A graphic, over-the-top spoof of Mary Shelly’s 1818 Gothic Horror novel, Frankenstein; or, The Modern Prometheus, this is Frankenhooker.

Things aren’t all flowers and good cigars for New Jersey native, Jeffery Franken (Lorinz). Aside from having to live in that dreadful part of the country, this bioelectricity “specialist” drops out of med school to work the pleb life at a local power plant.
His fiancée, Elizabeth (Mullen), fully supports his idiotic decision, or at least until she’s chopped to pieces by an automatic lawnmower during a birthday party. To put it lightly, Jeffery completely loses his s—t.

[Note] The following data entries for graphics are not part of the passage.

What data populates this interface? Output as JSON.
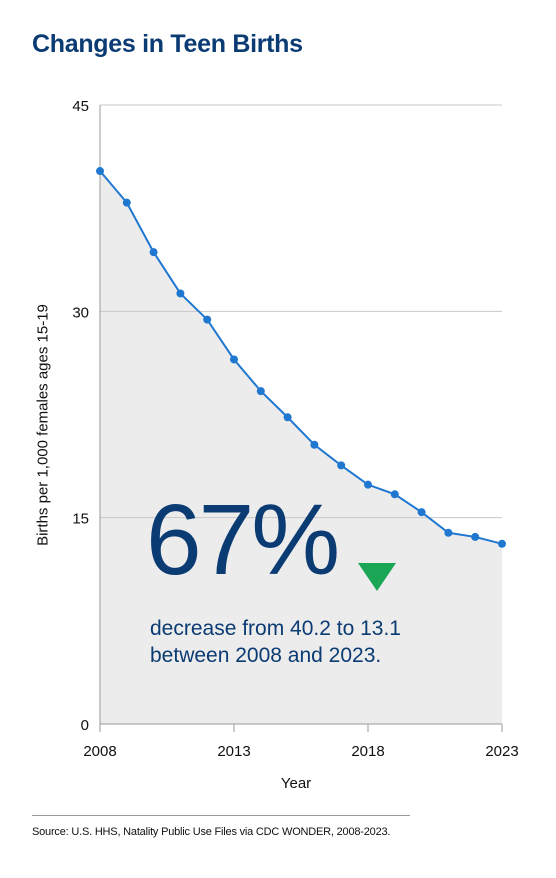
{
  "title": "Changes in Teen Births",
  "chart_data": {
    "type": "area",
    "x": [
      2008,
      2009,
      2010,
      2011,
      2012,
      2013,
      2014,
      2015,
      2016,
      2017,
      2018,
      2019,
      2020,
      2021,
      2022,
      2023
    ],
    "series": [
      {
        "values": [
          40.2,
          37.9,
          34.3,
          31.3,
          29.4,
          26.5,
          24.2,
          22.3,
          20.3,
          18.8,
          17.4,
          16.7,
          15.4,
          13.9,
          13.6,
          13.1
        ]
      }
    ],
    "xlabel": "Year",
    "ylabel": "Births per 1,000 females ages 15-19",
    "xticks": [
      "2008",
      "2013",
      "2018",
      "2023"
    ],
    "yticks": [
      "0",
      "15",
      "30",
      "45"
    ],
    "xlim": [
      2008,
      2023
    ],
    "ylim": [
      0,
      45
    ],
    "grid": "horizontal",
    "line_color": "#1f77d0",
    "fill_color": "#ececec"
  },
  "annotation": {
    "big_number": "67%",
    "arrow": "down-triangle-icon",
    "arrow_color": "#1aa655",
    "line1": "decrease from 40.2 to 13.1",
    "line2": "between 2008 and 2023."
  },
  "source": "Source: U.S. HHS, Natality Public Use Files via CDC WONDER, 2008-2023."
}
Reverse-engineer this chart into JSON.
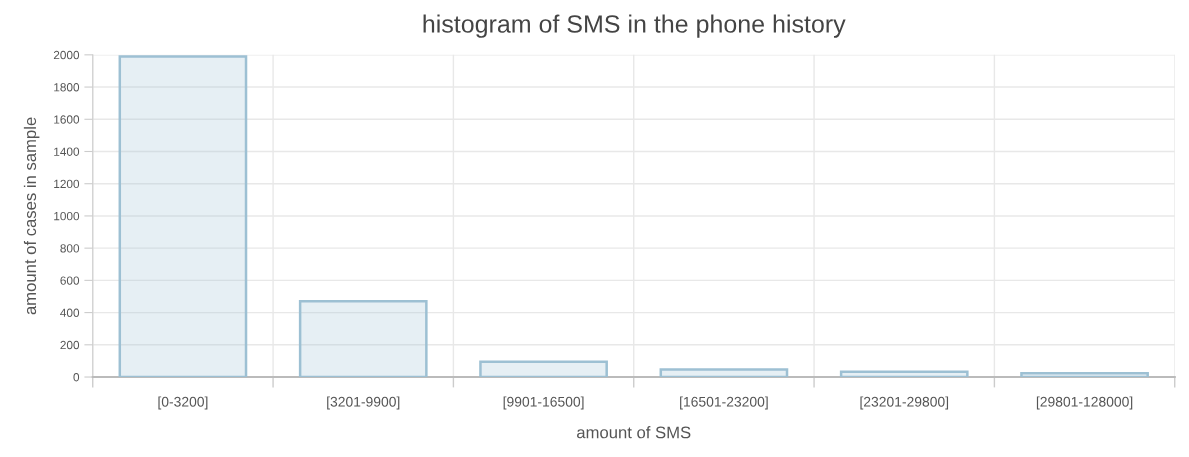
{
  "chart_data": {
    "type": "bar",
    "title": "histogram of SMS in the phone history",
    "xlabel": "amount of SMS",
    "ylabel": "amount of cases in sample",
    "categories": [
      "[0-3200]",
      "[3201-9900]",
      "[9901-16500]",
      "[16501-23200]",
      "[23201-29800]",
      "[29801-128000]"
    ],
    "values": [
      1990,
      470,
      95,
      46,
      32,
      24
    ],
    "color": "#9dc0d3",
    "ylim": [
      0,
      2000
    ],
    "yticks": [
      0,
      200,
      400,
      600,
      800,
      1000,
      1200,
      1400,
      1600,
      1800,
      2000
    ],
    "grid": true
  }
}
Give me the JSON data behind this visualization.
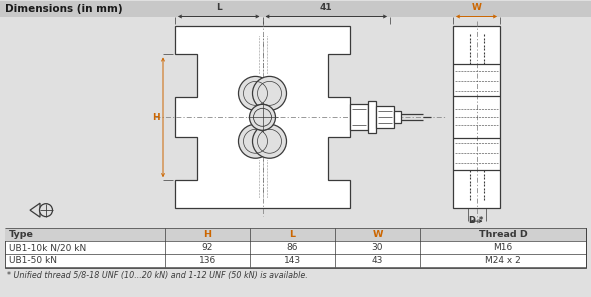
{
  "title": "Dimensions (in mm)",
  "title_bg": "#c8c8c8",
  "bg_color": "#e0e0e0",
  "draw_color": "#3a3a3a",
  "line_color": "#555555",
  "orange_color": "#cc6600",
  "table_headers": [
    "Type",
    "H",
    "L",
    "W",
    "Thread D"
  ],
  "table_row1": [
    "UB1-10k N/20 kN",
    "92",
    "86",
    "30",
    "M16"
  ],
  "table_row2": [
    "UB1-50 kN",
    "136",
    "143",
    "43",
    "M24 x 2"
  ],
  "footnote": "* Unified thread 5/8-18 UNF (10...20 kN) and 1-12 UNF (50 kN) is available.",
  "dim_L": "L",
  "dim_41": "41",
  "dim_W": "W",
  "dim_H": "H",
  "dim_D": "D *"
}
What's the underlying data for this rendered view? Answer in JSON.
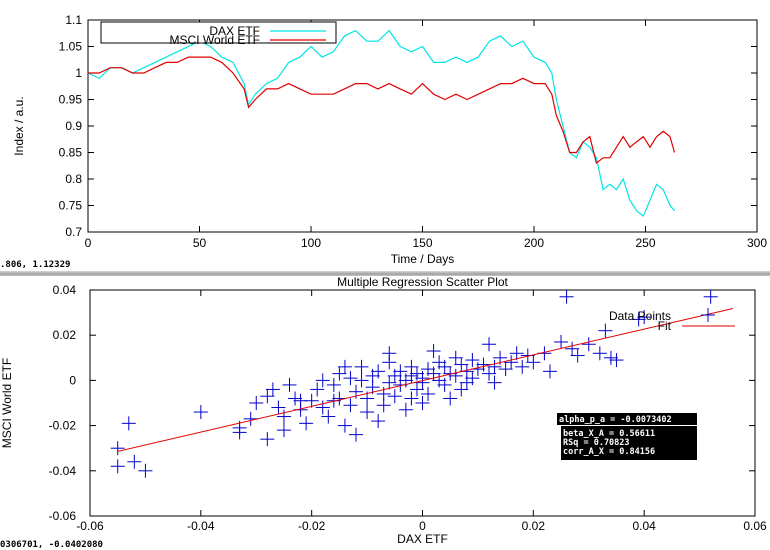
{
  "top_window": {
    "status_text": ".806, 1.12329"
  },
  "bottom_window": {
    "status_text": "0306701, -0.0402080",
    "stats_box": {
      "line1": "alpha_p_a = -0.0073402",
      "line2": "beta_X_A =  0.56611",
      "line3": "RSq =  0.70823",
      "line4": "corr_A_X =  0.84156"
    }
  },
  "colors": {
    "dax": "#00e5e5",
    "msci": "#e00000",
    "points": "#0000cc",
    "fit": "#e00000"
  },
  "chart_data": [
    {
      "type": "line",
      "title": "",
      "xlabel": "Time / Days",
      "ylabel": "Index / a.u.",
      "xlim": [
        0,
        300
      ],
      "ylim": [
        0.7,
        1.1
      ],
      "xticks": [
        "0",
        "50",
        "100",
        "150",
        "200",
        "250",
        "300"
      ],
      "yticks": [
        "0.7",
        "0.75",
        "0.8",
        "0.85",
        "0.9",
        "0.95",
        "1",
        "1.05",
        "1.1"
      ],
      "legend_position": "top-left",
      "grid": false,
      "series": [
        {
          "name": "DAX ETF",
          "x": [
            0,
            5,
            10,
            15,
            20,
            25,
            30,
            35,
            40,
            45,
            50,
            55,
            60,
            65,
            70,
            72,
            75,
            80,
            85,
            90,
            95,
            100,
            105,
            110,
            115,
            120,
            125,
            130,
            135,
            140,
            145,
            150,
            155,
            160,
            165,
            170,
            175,
            180,
            185,
            190,
            195,
            200,
            205,
            208,
            210,
            213,
            216,
            219,
            222,
            225,
            228,
            231,
            234,
            237,
            240,
            243,
            246,
            249,
            252,
            255,
            258,
            261,
            263
          ],
          "y": [
            1.0,
            0.99,
            1.01,
            1.01,
            1.0,
            1.01,
            1.02,
            1.03,
            1.04,
            1.05,
            1.06,
            1.05,
            1.03,
            1.02,
            0.98,
            0.94,
            0.96,
            0.98,
            0.99,
            1.02,
            1.03,
            1.05,
            1.03,
            1.04,
            1.07,
            1.08,
            1.06,
            1.06,
            1.08,
            1.05,
            1.04,
            1.05,
            1.02,
            1.02,
            1.03,
            1.02,
            1.03,
            1.06,
            1.07,
            1.05,
            1.06,
            1.03,
            1.02,
            1.0,
            0.95,
            0.9,
            0.85,
            0.84,
            0.87,
            0.86,
            0.84,
            0.78,
            0.79,
            0.78,
            0.8,
            0.76,
            0.74,
            0.73,
            0.76,
            0.79,
            0.78,
            0.75,
            0.74
          ]
        },
        {
          "name": "MSCI World ETF",
          "x": [
            0,
            5,
            10,
            15,
            20,
            25,
            30,
            35,
            40,
            45,
            50,
            55,
            60,
            65,
            70,
            72,
            75,
            80,
            85,
            90,
            95,
            100,
            105,
            110,
            115,
            120,
            125,
            130,
            135,
            140,
            145,
            150,
            155,
            160,
            165,
            170,
            175,
            180,
            185,
            190,
            195,
            200,
            205,
            208,
            210,
            213,
            216,
            219,
            222,
            225,
            228,
            231,
            234,
            237,
            240,
            243,
            246,
            249,
            252,
            255,
            258,
            261,
            263
          ],
          "y": [
            1.0,
            1.0,
            1.01,
            1.01,
            1.0,
            1.0,
            1.01,
            1.02,
            1.02,
            1.03,
            1.03,
            1.03,
            1.02,
            1.0,
            0.97,
            0.935,
            0.95,
            0.97,
            0.97,
            0.98,
            0.97,
            0.96,
            0.96,
            0.96,
            0.97,
            0.98,
            0.98,
            0.97,
            0.98,
            0.97,
            0.96,
            0.98,
            0.96,
            0.95,
            0.96,
            0.95,
            0.96,
            0.97,
            0.98,
            0.98,
            0.99,
            0.98,
            0.98,
            0.96,
            0.92,
            0.89,
            0.85,
            0.85,
            0.87,
            0.88,
            0.83,
            0.84,
            0.84,
            0.86,
            0.88,
            0.86,
            0.87,
            0.88,
            0.86,
            0.88,
            0.89,
            0.88,
            0.85
          ]
        }
      ]
    },
    {
      "type": "scatter",
      "title": "Multiple Regression Scatter Plot",
      "xlabel": "DAX ETF",
      "ylabel": "MSCI World ETF",
      "xlim": [
        -0.06,
        0.06
      ],
      "ylim": [
        -0.06,
        0.04
      ],
      "xticks": [
        "-0.06",
        "-0.04",
        "-0.02",
        "0",
        "0.02",
        "0.04",
        "0.06"
      ],
      "yticks": [
        "-0.06",
        "-0.04",
        "-0.02",
        "0",
        "0.02",
        "0.04"
      ],
      "legend_position": "top-right",
      "grid": false,
      "series": [
        {
          "name": "Data Points",
          "points": [
            [
              -0.055,
              -0.038
            ],
            [
              -0.055,
              -0.03
            ],
            [
              -0.053,
              -0.019
            ],
            [
              -0.052,
              -0.036
            ],
            [
              -0.05,
              -0.04
            ],
            [
              -0.04,
              -0.014
            ],
            [
              -0.033,
              -0.021
            ],
            [
              -0.033,
              -0.023
            ],
            [
              -0.03,
              -0.01
            ],
            [
              -0.028,
              -0.007
            ],
            [
              -0.028,
              -0.026
            ],
            [
              -0.027,
              -0.004
            ],
            [
              -0.025,
              -0.016
            ],
            [
              -0.025,
              -0.022
            ],
            [
              -0.024,
              -0.002
            ],
            [
              -0.022,
              -0.009
            ],
            [
              -0.022,
              -0.013
            ],
            [
              -0.021,
              -0.019
            ],
            [
              -0.02,
              -0.009
            ],
            [
              -0.019,
              -0.004
            ],
            [
              -0.018,
              -0.012
            ],
            [
              -0.017,
              -0.016
            ],
            [
              -0.016,
              -0.002
            ],
            [
              -0.016,
              -0.009
            ],
            [
              -0.015,
              0.003
            ],
            [
              -0.015,
              -0.008
            ],
            [
              -0.014,
              -0.02
            ],
            [
              -0.013,
              0.001
            ],
            [
              -0.013,
              -0.011
            ],
            [
              -0.012,
              -0.024
            ],
            [
              -0.012,
              -0.005
            ],
            [
              -0.011,
              0.006
            ],
            [
              -0.011,
              0.0
            ],
            [
              -0.01,
              -0.008
            ],
            [
              -0.01,
              -0.014
            ],
            [
              -0.009,
              0.002
            ],
            [
              -0.009,
              -0.003
            ],
            [
              -0.008,
              -0.018
            ],
            [
              -0.008,
              0.004
            ],
            [
              -0.007,
              -0.006
            ],
            [
              -0.007,
              -0.011
            ],
            [
              -0.006,
              0.008
            ],
            [
              -0.006,
              -0.001
            ],
            [
              -0.005,
              0.002
            ],
            [
              -0.005,
              -0.007
            ],
            [
              -0.004,
              0.004
            ],
            [
              -0.004,
              -0.002
            ],
            [
              -0.003,
              0.0
            ],
            [
              -0.003,
              -0.013
            ],
            [
              -0.002,
              0.006
            ],
            [
              -0.002,
              0.002
            ],
            [
              -0.001,
              -0.004
            ],
            [
              -0.001,
              0.003
            ],
            [
              0.0,
              0.001
            ],
            [
              0.0,
              -0.001
            ],
            [
              0.001,
              0.005
            ],
            [
              0.001,
              -0.006
            ],
            [
              0.002,
              0.003
            ],
            [
              0.002,
              0.013
            ],
            [
              0.003,
              0.0
            ],
            [
              0.003,
              0.008
            ],
            [
              0.004,
              -0.002
            ],
            [
              0.004,
              0.006
            ],
            [
              0.005,
              0.003
            ],
            [
              0.005,
              -0.008
            ],
            [
              0.006,
              0.002
            ],
            [
              0.007,
              0.007
            ],
            [
              0.007,
              -0.004
            ],
            [
              0.008,
              0.004
            ],
            [
              0.009,
              0.001
            ],
            [
              0.009,
              0.009
            ],
            [
              0.01,
              0.005
            ],
            [
              0.011,
              0.007
            ],
            [
              0.012,
              0.003
            ],
            [
              0.012,
              0.016
            ],
            [
              0.013,
              0.006
            ],
            [
              0.014,
              0.01
            ],
            [
              0.015,
              0.005
            ],
            [
              0.016,
              0.008
            ],
            [
              0.017,
              0.012
            ],
            [
              0.018,
              0.006
            ],
            [
              0.019,
              0.011
            ],
            [
              0.02,
              0.008
            ],
            [
              0.022,
              0.012
            ],
            [
              0.023,
              0.004
            ],
            [
              0.025,
              0.017
            ],
            [
              0.026,
              0.037
            ],
            [
              0.027,
              0.014
            ],
            [
              0.028,
              0.011
            ],
            [
              0.03,
              0.016
            ],
            [
              0.032,
              0.012
            ],
            [
              0.033,
              0.022
            ],
            [
              0.034,
              0.01
            ],
            [
              0.035,
              0.009
            ],
            [
              0.039,
              0.027
            ],
            [
              0.04,
              0.028
            ],
            [
              0.052,
              0.037
            ],
            [
              -0.018,
              0.0
            ],
            [
              -0.014,
              0.006
            ],
            [
              -0.002,
              -0.008
            ],
            [
              0.006,
              0.01
            ],
            [
              -0.026,
              -0.012
            ],
            [
              -0.031,
              -0.017
            ],
            [
              0.0,
              -0.01
            ],
            [
              0.008,
              -0.001
            ],
            [
              -0.006,
              0.012
            ],
            [
              0.013,
              -0.001
            ],
            [
              -0.023,
              -0.008
            ]
          ]
        },
        {
          "name": "Fit",
          "x": [
            -0.055,
            0.056
          ],
          "y": [
            -0.0314,
            0.0318
          ]
        }
      ]
    }
  ]
}
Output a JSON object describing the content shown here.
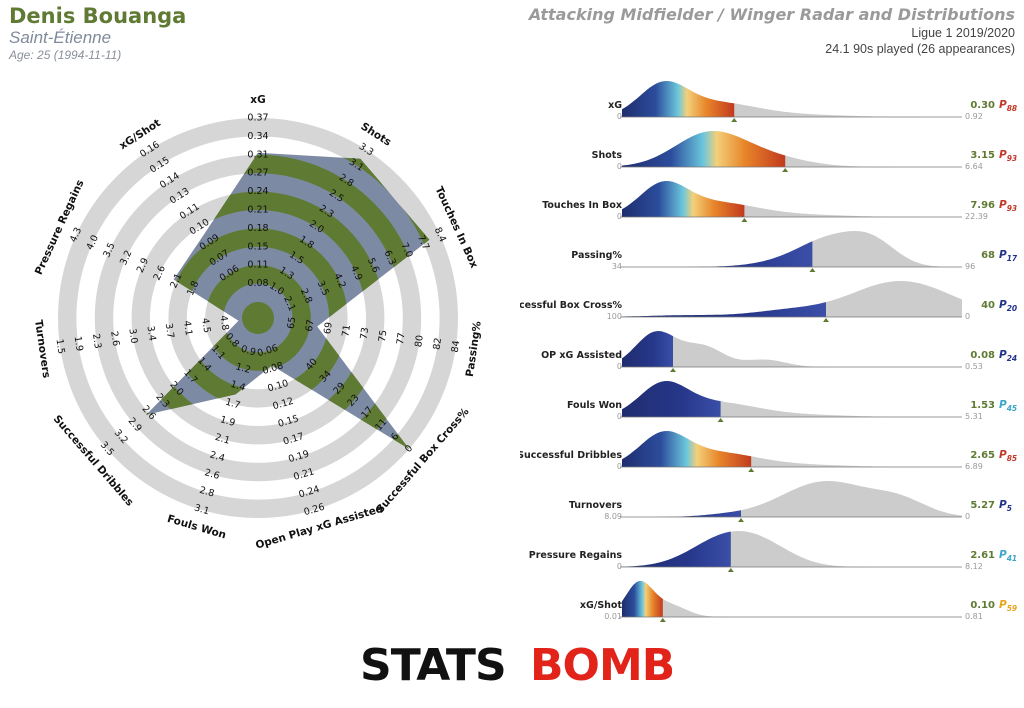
{
  "header": {
    "player": "Denis Bouanga",
    "team": "Saint-Étienne",
    "age": "Age: 25 (1994-11-11)",
    "title": "Attacking Midfielder / Winger Radar and Distributions",
    "league": "Ligue 1 2019/2020",
    "played": "24.1 90s played (26 appearances)"
  },
  "brand": {
    "part1": "STATS",
    "part2": "BOMB"
  },
  "colors": {
    "radar_olive": "#5f7a32",
    "radar_slate": "#7d8aa3",
    "ring_grey": "#d6d6d6",
    "dist_grey": "#cccccc",
    "brand_red": "#e2231a",
    "brand_black": "#111111"
  },
  "chart_data": [
    {
      "type": "radar",
      "axes": [
        {
          "label": "xG",
          "ticks": [
            "0.08",
            "0.11",
            "0.15",
            "0.18",
            "0.21",
            "0.24",
            "0.27",
            "0.31",
            "0.34",
            "0.37"
          ],
          "value": 0.3,
          "min": 0.0,
          "max": 0.37
        },
        {
          "label": "Shots",
          "ticks": [
            "1.0",
            "1.3",
            "1.5",
            "1.8",
            "2.0",
            "2.3",
            "2.5",
            "2.8",
            "3.1",
            "3.3"
          ],
          "value": 3.15,
          "min": 0.7,
          "max": 3.3
        },
        {
          "label": "Touches In Box",
          "ticks": [
            "2.1",
            "2.8",
            "3.5",
            "4.2",
            "4.9",
            "5.6",
            "6.3",
            "7.0",
            "7.7",
            "8.4"
          ],
          "value": 7.96,
          "min": 1.4,
          "max": 8.4
        },
        {
          "label": "Passing%",
          "ticks": [
            "65",
            "67",
            "69",
            "71",
            "73",
            "75",
            "77",
            "80",
            "82",
            "84"
          ],
          "value": 68,
          "min": 63,
          "max": 84
        },
        {
          "label": "Successful Box Cross%",
          "ticks": [
            "40",
            "34",
            "29",
            "23",
            "17",
            "11",
            "6",
            "0"
          ],
          "value": 40,
          "min": 0,
          "max": 40,
          "reversed": true
        },
        {
          "label": "Open Play xG Assisted",
          "ticks": [
            "0.06",
            "0.08",
            "0.10",
            "0.12",
            "0.15",
            "0.17",
            "0.19",
            "0.21",
            "0.24",
            "0.26"
          ],
          "value": 0.08,
          "min": 0.04,
          "max": 0.26
        },
        {
          "label": "Fouls Won",
          "ticks": [
            "0.9",
            "1.2",
            "1.4",
            "1.7",
            "1.9",
            "2.1",
            "2.4",
            "2.6",
            "2.8",
            "3.1"
          ],
          "value": 1.53,
          "min": 0.7,
          "max": 3.1
        },
        {
          "label": "Successful Dribbles",
          "ticks": [
            "0.8",
            "1.1",
            "1.4",
            "1.7",
            "2.0",
            "2.3",
            "2.6",
            "2.9",
            "3.2",
            "3.5"
          ],
          "value": 2.65,
          "min": 0.5,
          "max": 3.5
        },
        {
          "label": "Turnovers",
          "ticks": [
            "4.8",
            "4.5",
            "4.1",
            "3.7",
            "3.4",
            "3.0",
            "2.6",
            "2.3",
            "1.9",
            "1.5"
          ],
          "value": 5.27,
          "min": 5.2,
          "max": 1.5,
          "reversed": true
        },
        {
          "label": "Pressure Regains",
          "ticks": [
            "1.8",
            "2.1",
            "2.6",
            "2.9",
            "3.2",
            "3.5",
            "4.0",
            "4.3"
          ],
          "value": 2.61,
          "min": 1.4,
          "max": 4.3
        },
        {
          "label": "xG/Shot",
          "ticks": [
            "0.06",
            "0.07",
            "0.09",
            "0.10",
            "0.11",
            "0.13",
            "0.14",
            "0.15",
            "0.16"
          ],
          "value": 0.1,
          "min": 0.05,
          "max": 0.16
        }
      ]
    },
    {
      "type": "area",
      "name": "distributions",
      "rows": [
        {
          "label": "xG",
          "min_label": "0",
          "max_label": "0.92",
          "value": "0.30",
          "percentile": "88",
          "cut": 0.33,
          "style": "full",
          "shape": "rightskew"
        },
        {
          "label": "Shots",
          "min_label": "0",
          "max_label": "6.64",
          "value": "3.15",
          "percentile": "93",
          "cut": 0.48,
          "style": "full",
          "shape": "wide"
        },
        {
          "label": "Touches In Box",
          "min_label": "0",
          "max_label": "22.39",
          "value": "7.96",
          "percentile": "93",
          "cut": 0.36,
          "style": "full",
          "shape": "rightskew"
        },
        {
          "label": "Passing%",
          "min_label": "34",
          "max_label": "96",
          "value": "68",
          "percentile": "17",
          "cut": 0.56,
          "style": "blue",
          "shape": "leftskew"
        },
        {
          "label": "Successful Box Cross%",
          "min_label": "100",
          "max_label": "0",
          "value": "40",
          "percentile": "20",
          "cut": 0.6,
          "style": "blue",
          "shape": "flat"
        },
        {
          "label": "OP xG Assisted",
          "min_label": "0",
          "max_label": "0.53",
          "value": "0.08",
          "percentile": "24",
          "cut": 0.15,
          "style": "blue",
          "shape": "early"
        },
        {
          "label": "Fouls Won",
          "min_label": "0",
          "max_label": "5.31",
          "value": "1.53",
          "percentile": "45",
          "cut": 0.29,
          "style": "blue",
          "shape": "rightskew"
        },
        {
          "label": "Successful Dribbles",
          "min_label": "0",
          "max_label": "6.89",
          "value": "2.65",
          "percentile": "85",
          "cut": 0.38,
          "style": "full",
          "shape": "rightskew"
        },
        {
          "label": "Turnovers",
          "min_label": "8.09",
          "max_label": "0",
          "value": "5.27",
          "percentile": "5",
          "cut": 0.35,
          "style": "blue",
          "shape": "turnover"
        },
        {
          "label": "Pressure Regains",
          "min_label": "0",
          "max_label": "8.12",
          "value": "2.61",
          "percentile": "41",
          "cut": 0.32,
          "style": "blue",
          "shape": "mid"
        },
        {
          "label": "xG/Shot",
          "min_label": "0.01",
          "max_label": "0.81",
          "value": "0.10",
          "percentile": "59",
          "cut": 0.12,
          "style": "full",
          "shape": "spike"
        }
      ]
    }
  ]
}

Jeffery salvages what few parts of Elizabeth that he could, and then has a dinner date with the gore pile. Unsatisfied, he drills a hole into his skull to calm his nerves, and that’s how he gets the “brilliant” idea to bring her back to life by using the limbs of dead sex workers.
He lures these ladies of the night back to a hotel where he gives them a sample of this new “super crack” he created, and it leads to one explosive night.
The hilarious B-movie has been a favorite among horror fans since it became a hit on VHS. The story is absurd, but the witty script compensates, and the practical effects are enough to satisfy any gorehound.

Lorinz gets the quote of the month with “Some people need drugs. Some people need booze. I just need a little surgical assistance.”
Frankenhooker can be found shambling down the sidewalks on TUBI, if you “wanna date?!?” — and the trailer is below:
Shivers (1975)

The next feature in this two-some of carnal intrigue is from the master of morbid Zen, and the Godfather of Body Horror, “King” David Cronenberg (The Brood, Scanners, The Fly), with his feature debut.
It has been called “The Parasite Murders,” “They Come From Within,” and the French know it as “Frissions,” but we call this movie David Cronenberg’s Shivers. Set your receptors for “Low-Budget” because things are about to get a little messy.

Residents of the isolated “Starline Towers” apartment complex near Montreal have their lives turned upside down, sideways, front-to-back, and every other position imaginable when they’re infected by a highly contagious parasite that turns them into sex-crazed maniacs.
Originally developed by Dr. Emil Hobbes (Fred Doederlein) to replace failing organs, he decided to make the parasite a “combination of aphrodisiac and venereal disease that will, hopefully, turn the world into one beautiful mindless orgy.”
That may sound good on paper, but it completely backfires when he tests it on the residents of Starline Towers.

King David’s first conquest was a box office success, and it started him on his campaign to rule the entire Body Horror subgenre. It’s pure grindhouse with imagination, style, and gritty charm.
While this might not be as philosophical as The Brood or a masterwork like The Fly, it shows that natural talent for filmmaking that will eventually lead Cronenberg to the mountain top.